A Software Engineer is always required to give his customers concrete evidence about deliverables quality. A Search Engineer deals with a specialisation of such generic Software Quality, which is called Search Quality.
What is Search Quality? And why is it so important in a search infrastructure? After all, the “Software Quality” should be omni-comprehensive, it should always include everything (and it is), but when we are dealing with search systems, the quality is a very abstract term, which is very hard to define in advance.
The functional correctness of a search infrastructure (assuming the correctness is the only factor which influences the system quality – and it isn’t) is naturally associated with human judgments, with opinions, and unfortunately, we know opinions can be different among people.
The business stakeholders, which will get value from a search system, can belong to different categories, can have different expectations, and can have in mind a different idea about the expected system correctness.
In this scenario a Search Engineer is facing many challenges in terms of choices, and at the end, he has to provide concrete evidence about the functional coverage of those choices.
This is the context where we developed the Rated Ranking Evaluator (hereafter RRE).
What it Rated Ranking Evaluator?
The Rated Ranking Evaluator (RRE) [1] is a search quality evaluation tool which evaluates the quality of results coming from a search infrastructure.
It helps a Search Engineer in his daily job. Are you a Search Engineer? Are you tuning/implementing/changing/configuring a search infrastructure? Do you want to have something that gives you evidence about the improvements between changes? RRE could give you a hand on that.
RRE formalises how well a search system satisfies the user information needs, at the “technical” level, combining a rich tree-like domain model with several evaluation measures, but also at the “functional” level, providing human-readable outputs that could target the business stakeholders.
It encourages an incremental/iterative/immutable approach during the development and the evolution of a search system: assuming we’re starting our system from version x.y: when it’s time to apply some relevant change to its configuration, instead of applying changes to x.y, is better to clone it and apply those changes to the new fresh version.
In this way, RRE will execute the evaluation process on all available versions, it will provide the delta/trend between subsequent versions, so you can immediately get a fine-grained picture of where the system is going, in terms of relevance.
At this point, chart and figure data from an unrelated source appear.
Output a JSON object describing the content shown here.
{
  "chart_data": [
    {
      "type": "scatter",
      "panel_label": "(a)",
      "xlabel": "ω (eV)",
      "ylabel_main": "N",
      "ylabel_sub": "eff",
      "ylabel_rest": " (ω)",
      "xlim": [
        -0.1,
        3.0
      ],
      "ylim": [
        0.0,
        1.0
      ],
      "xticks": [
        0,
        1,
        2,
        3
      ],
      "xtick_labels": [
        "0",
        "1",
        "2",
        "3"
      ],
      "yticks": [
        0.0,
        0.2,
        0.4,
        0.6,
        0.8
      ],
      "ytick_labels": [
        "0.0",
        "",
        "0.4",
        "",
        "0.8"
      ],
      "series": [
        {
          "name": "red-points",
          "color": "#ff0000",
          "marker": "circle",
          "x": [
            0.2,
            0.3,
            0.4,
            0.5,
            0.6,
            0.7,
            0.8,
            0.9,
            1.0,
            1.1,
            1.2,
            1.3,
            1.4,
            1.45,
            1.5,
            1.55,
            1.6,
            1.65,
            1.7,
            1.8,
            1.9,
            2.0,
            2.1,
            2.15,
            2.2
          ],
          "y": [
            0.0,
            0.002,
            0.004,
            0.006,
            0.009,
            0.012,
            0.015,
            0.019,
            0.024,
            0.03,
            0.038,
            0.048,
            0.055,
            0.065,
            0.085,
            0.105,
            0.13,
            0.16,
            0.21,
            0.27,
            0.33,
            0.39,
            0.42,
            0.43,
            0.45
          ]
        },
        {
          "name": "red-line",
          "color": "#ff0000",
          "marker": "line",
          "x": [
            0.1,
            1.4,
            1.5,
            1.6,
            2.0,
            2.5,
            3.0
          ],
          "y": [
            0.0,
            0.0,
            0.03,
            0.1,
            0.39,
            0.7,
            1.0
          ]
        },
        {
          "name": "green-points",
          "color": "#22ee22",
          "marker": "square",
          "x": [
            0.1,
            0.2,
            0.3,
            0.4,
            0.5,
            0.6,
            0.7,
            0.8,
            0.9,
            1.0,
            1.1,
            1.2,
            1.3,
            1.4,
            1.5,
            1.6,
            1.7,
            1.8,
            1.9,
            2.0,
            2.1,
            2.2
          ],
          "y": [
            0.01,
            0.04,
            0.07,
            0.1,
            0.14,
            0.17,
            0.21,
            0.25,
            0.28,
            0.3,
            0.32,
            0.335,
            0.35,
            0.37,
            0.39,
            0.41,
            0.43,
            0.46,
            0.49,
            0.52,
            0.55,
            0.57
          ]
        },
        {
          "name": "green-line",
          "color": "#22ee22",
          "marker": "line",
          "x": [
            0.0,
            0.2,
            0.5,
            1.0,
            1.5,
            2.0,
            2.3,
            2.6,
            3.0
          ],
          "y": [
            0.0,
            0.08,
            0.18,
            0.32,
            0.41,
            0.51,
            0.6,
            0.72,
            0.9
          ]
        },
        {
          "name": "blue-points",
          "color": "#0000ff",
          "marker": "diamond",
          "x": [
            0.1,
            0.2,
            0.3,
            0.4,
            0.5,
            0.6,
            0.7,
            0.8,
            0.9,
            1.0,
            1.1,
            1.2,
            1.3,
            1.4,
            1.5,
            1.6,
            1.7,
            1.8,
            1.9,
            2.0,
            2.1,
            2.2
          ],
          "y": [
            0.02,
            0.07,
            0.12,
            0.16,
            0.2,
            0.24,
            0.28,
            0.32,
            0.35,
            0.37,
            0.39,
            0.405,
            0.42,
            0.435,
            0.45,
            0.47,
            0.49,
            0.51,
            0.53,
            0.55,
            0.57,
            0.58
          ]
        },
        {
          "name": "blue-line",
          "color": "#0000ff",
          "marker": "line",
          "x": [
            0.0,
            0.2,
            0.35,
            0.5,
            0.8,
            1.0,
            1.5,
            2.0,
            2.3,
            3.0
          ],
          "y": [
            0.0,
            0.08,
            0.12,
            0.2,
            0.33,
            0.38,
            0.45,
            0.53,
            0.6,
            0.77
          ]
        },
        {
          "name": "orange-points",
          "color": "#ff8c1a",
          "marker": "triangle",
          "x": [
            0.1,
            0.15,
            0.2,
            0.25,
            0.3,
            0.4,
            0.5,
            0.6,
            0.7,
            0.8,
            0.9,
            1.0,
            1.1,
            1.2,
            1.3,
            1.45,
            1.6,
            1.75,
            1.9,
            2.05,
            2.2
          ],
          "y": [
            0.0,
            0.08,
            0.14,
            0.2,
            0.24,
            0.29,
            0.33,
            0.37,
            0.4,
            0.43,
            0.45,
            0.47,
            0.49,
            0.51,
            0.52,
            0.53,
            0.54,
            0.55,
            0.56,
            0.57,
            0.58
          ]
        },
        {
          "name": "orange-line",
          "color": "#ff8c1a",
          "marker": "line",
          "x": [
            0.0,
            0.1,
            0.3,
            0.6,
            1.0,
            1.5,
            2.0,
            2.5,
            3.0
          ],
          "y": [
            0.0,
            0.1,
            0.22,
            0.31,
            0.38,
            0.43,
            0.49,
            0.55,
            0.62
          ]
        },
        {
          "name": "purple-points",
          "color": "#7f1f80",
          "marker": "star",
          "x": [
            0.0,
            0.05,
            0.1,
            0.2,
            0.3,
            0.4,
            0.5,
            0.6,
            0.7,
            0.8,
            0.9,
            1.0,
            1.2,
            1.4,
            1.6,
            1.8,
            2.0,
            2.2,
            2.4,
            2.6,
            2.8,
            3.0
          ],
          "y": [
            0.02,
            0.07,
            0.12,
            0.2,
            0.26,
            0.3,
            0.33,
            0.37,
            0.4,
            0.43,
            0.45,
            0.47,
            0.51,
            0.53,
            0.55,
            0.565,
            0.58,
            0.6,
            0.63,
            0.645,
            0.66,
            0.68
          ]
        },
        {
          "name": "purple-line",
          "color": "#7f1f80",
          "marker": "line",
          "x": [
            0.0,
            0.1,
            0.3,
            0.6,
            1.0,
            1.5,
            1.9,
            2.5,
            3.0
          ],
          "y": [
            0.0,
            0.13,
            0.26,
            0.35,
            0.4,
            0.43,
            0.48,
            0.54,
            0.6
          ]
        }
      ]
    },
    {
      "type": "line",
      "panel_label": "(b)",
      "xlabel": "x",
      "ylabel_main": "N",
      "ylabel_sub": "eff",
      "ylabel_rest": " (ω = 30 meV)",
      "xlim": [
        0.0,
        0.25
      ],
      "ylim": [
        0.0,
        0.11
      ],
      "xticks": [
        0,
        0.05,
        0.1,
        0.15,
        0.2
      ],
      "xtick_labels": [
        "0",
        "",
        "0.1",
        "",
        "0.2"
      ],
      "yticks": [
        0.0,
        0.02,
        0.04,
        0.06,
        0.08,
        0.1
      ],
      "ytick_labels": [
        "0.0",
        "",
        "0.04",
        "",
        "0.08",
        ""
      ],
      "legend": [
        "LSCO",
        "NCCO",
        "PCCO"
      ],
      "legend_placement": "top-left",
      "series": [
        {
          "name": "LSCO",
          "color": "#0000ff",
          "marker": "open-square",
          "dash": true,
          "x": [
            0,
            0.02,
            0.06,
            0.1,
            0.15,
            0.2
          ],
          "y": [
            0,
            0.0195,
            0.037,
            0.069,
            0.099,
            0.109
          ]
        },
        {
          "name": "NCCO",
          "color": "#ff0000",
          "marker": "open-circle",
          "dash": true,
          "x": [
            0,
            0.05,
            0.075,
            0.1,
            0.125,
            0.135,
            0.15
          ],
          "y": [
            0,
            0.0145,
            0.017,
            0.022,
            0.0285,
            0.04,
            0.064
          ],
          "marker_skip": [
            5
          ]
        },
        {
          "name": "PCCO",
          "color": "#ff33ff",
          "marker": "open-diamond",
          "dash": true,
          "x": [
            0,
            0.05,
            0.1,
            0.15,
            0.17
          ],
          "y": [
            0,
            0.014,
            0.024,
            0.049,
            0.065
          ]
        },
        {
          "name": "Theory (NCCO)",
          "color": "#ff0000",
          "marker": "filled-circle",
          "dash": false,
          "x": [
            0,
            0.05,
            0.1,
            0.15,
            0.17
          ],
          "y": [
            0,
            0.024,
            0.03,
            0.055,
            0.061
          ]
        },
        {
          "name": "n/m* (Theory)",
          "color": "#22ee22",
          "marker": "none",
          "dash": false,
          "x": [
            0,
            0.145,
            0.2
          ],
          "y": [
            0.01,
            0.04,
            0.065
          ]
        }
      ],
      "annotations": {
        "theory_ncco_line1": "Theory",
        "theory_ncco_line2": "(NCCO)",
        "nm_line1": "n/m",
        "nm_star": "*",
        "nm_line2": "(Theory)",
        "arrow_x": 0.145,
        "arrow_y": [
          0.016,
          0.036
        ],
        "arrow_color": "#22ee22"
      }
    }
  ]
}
This post is only a summary of RRE. You can find more detailed information in the project Wiki [2].
What can I get from RRE?
You can configure RRE as a compounding part of your project build cycle. That means, every time a build is triggered, an evaluation process will be executed.
RRE is not tied to a given search platform: it provides a mini-framework [3] for plugging in different search platforms. At the moment we have two available bindings: Apache Solr and Elasticsearch [4].
The output evaluation data will be available:
- as a JSON file: for further elaborations
- as a spreadsheet: for delivering the evaluation results to someone else (e.g. a business stakeholder)
- in a Web Console [5] where metrics and their values get refreshed in real-time (after each build)
How does RRE work?
RRE provides a rich, composite, tree-like, domain model [6], where the evaluation concept can be seen at different levels.
The Evaluation at the top level is just a container of the nested entities. Note that all entity relationships are 1 to many. In this context, a Corpus is defined as a test dataset. RRE will use it for executing the evaluation process; in a single evaluation process, you can have multiple datasets.
A Topic is an information need: it defines a functional requirement from the end-user perspective. Within a topic, we can have several queries, which express the same need but close to a technical layer. RRE provides a further abstraction in the middle: query groups. A Query Group is a group of queries which are supposed to produce the same results (and therefore are associated with the same judgments set).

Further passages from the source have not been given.